Но мечта разбилась вдребезги. Эта мечта всегда держалась на лжи. Ни у кого из них не было шанса стать здесь по-настоящему своим, потому что Оксфорду нужны только те, кто рожден для власти, ими же созданной. Всех остальных он пережевывал и выбрасывал. Эти высокие здания были построены на деньги, вырученные от продажи рабов, все здесь функционировало за счет кровавого серебра из шахт Потоси. Оно выплавлялось в душных кузницах, где рабочим платили гроши, а затем отправлялось на кораблях через Атлантику, где ему придавали форму переводчики, оторванные от своей родины, угнанные в далекую страну.

Как глупо было думать, что он мог устроить свою жизнь здесь. Теперь Робин знал, что нельзя перейти за эту черту. Нельзя ходить туда-сюда между двумя мирами, нельзя видеть и не видеть, нельзя прикрывать рукой то один глаз, то другой, как ребенок в игре. Ты либо станешь частью этого мира, одним из кирпичиков, на которых он держится, либо нет.

Виктуар взяла его за руку.

– Ничего уже не исправить, да? – спросил он.

Она крепче сжала его руку.

– Да.

Их ошибка была столь очевидна. Они решили, что Оксфорд их не предаст. Слепо верили, что их защитит университет, статус ученого. Вопреки всему полагали, что те, кто больше всего выиграет от дальнейшего расширения империи, найдут в себе силы поступить правильно.

Листовки. Они считали, что могут победить с помощью листовок.

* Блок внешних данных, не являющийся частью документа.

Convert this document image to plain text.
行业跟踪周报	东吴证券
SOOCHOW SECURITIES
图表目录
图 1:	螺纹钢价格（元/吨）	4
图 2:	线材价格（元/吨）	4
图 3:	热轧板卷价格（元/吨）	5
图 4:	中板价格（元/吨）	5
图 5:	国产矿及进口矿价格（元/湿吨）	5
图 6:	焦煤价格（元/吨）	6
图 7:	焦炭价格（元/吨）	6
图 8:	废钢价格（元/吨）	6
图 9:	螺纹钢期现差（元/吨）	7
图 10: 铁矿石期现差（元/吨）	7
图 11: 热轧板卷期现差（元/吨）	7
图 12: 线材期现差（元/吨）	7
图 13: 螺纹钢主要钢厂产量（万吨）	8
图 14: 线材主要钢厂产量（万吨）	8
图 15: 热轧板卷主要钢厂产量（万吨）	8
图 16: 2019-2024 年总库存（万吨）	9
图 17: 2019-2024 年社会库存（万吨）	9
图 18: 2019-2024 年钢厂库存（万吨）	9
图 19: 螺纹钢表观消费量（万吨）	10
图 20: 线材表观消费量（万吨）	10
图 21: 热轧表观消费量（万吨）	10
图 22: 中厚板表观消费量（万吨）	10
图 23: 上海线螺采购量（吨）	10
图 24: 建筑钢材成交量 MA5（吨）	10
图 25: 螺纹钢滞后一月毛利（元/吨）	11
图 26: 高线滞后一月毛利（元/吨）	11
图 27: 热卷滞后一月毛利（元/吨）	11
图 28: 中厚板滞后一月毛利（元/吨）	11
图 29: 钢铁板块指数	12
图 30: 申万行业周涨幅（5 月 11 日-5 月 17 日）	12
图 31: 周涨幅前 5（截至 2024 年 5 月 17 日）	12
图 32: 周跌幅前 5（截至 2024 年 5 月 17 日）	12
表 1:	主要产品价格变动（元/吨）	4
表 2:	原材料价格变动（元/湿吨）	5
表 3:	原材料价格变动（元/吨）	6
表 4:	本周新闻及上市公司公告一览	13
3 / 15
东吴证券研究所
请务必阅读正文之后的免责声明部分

Робин чуть не засмеялся, настолько нелепо это звучало. Власть находится не на конце пера. Власть имущие не станут действовать против собственных интересов. Власть имущих можно усмирить только такими актами неповиновения, которые невозможно проигнорировать. Только жестокой, несгибаемой силой.

– Думаю, Гриффин был прав, – пробормотал Робин. – Все дело в башне. Нужно захватить башню.

– Хм. – Виктуар сморщила губы, все так же крепко сжимая его руку. – И как ты собираешься это сделать?

– Он сказал, что это легко. Сказал, что они ученые, а не солдаты. И что нужен только пистолет. А может, даже нож.

Виктуар с горечью рассмеялась.

– В это я верю.

Всего лишь идея, скорее даже желание, но хоть что-то для начала. И эта мысль пустила в нем корни и стала расти, пока из смутной фантазии не превратилась в четкие вопросы: как и когда?

На другом конце города крепко спали студенты. Рядом с ними тома Платона, Локка и Монтескье ждали, когда их прочтут и бурно обсудят. А те, кто обладает свободой, обсудят теорию о праве на свободу – устаревшую концепцию, которую они забудут сразу после выпускной церемонии. Сейчас эта жизнь и все ее заботы казались Робину безу- мием; он не мог поверить, что когда-то его волновало, какого цвета галстуки заказать у Рэндаллса или какие оскорбления выкрикнуть в адрес неповоротливых лодок, заполонивших реку во время тренировки по гребле. Все это были мелочи, пустяки, построенные на фундаменте постоянной, невообразимой жестокости.

Робин смотрел на контуры Вавилона под лунным светом, на слабое серебристое свечение от многочисленных пластин. И вдруг в его голове возник образ разрушенной башни. Он хотел, чтобы она рассыпалась на куски. Хотел, чтобы Вавилон хоть в кои-то веки почувствовал ту боль, благодаря которой существует.

– Я хочу его разрушить.

Он увидел, как у Виктуар запульсировало горло, и понял, что она думает об Энтони, о выстрелах, о развалинах Старой библиотеки.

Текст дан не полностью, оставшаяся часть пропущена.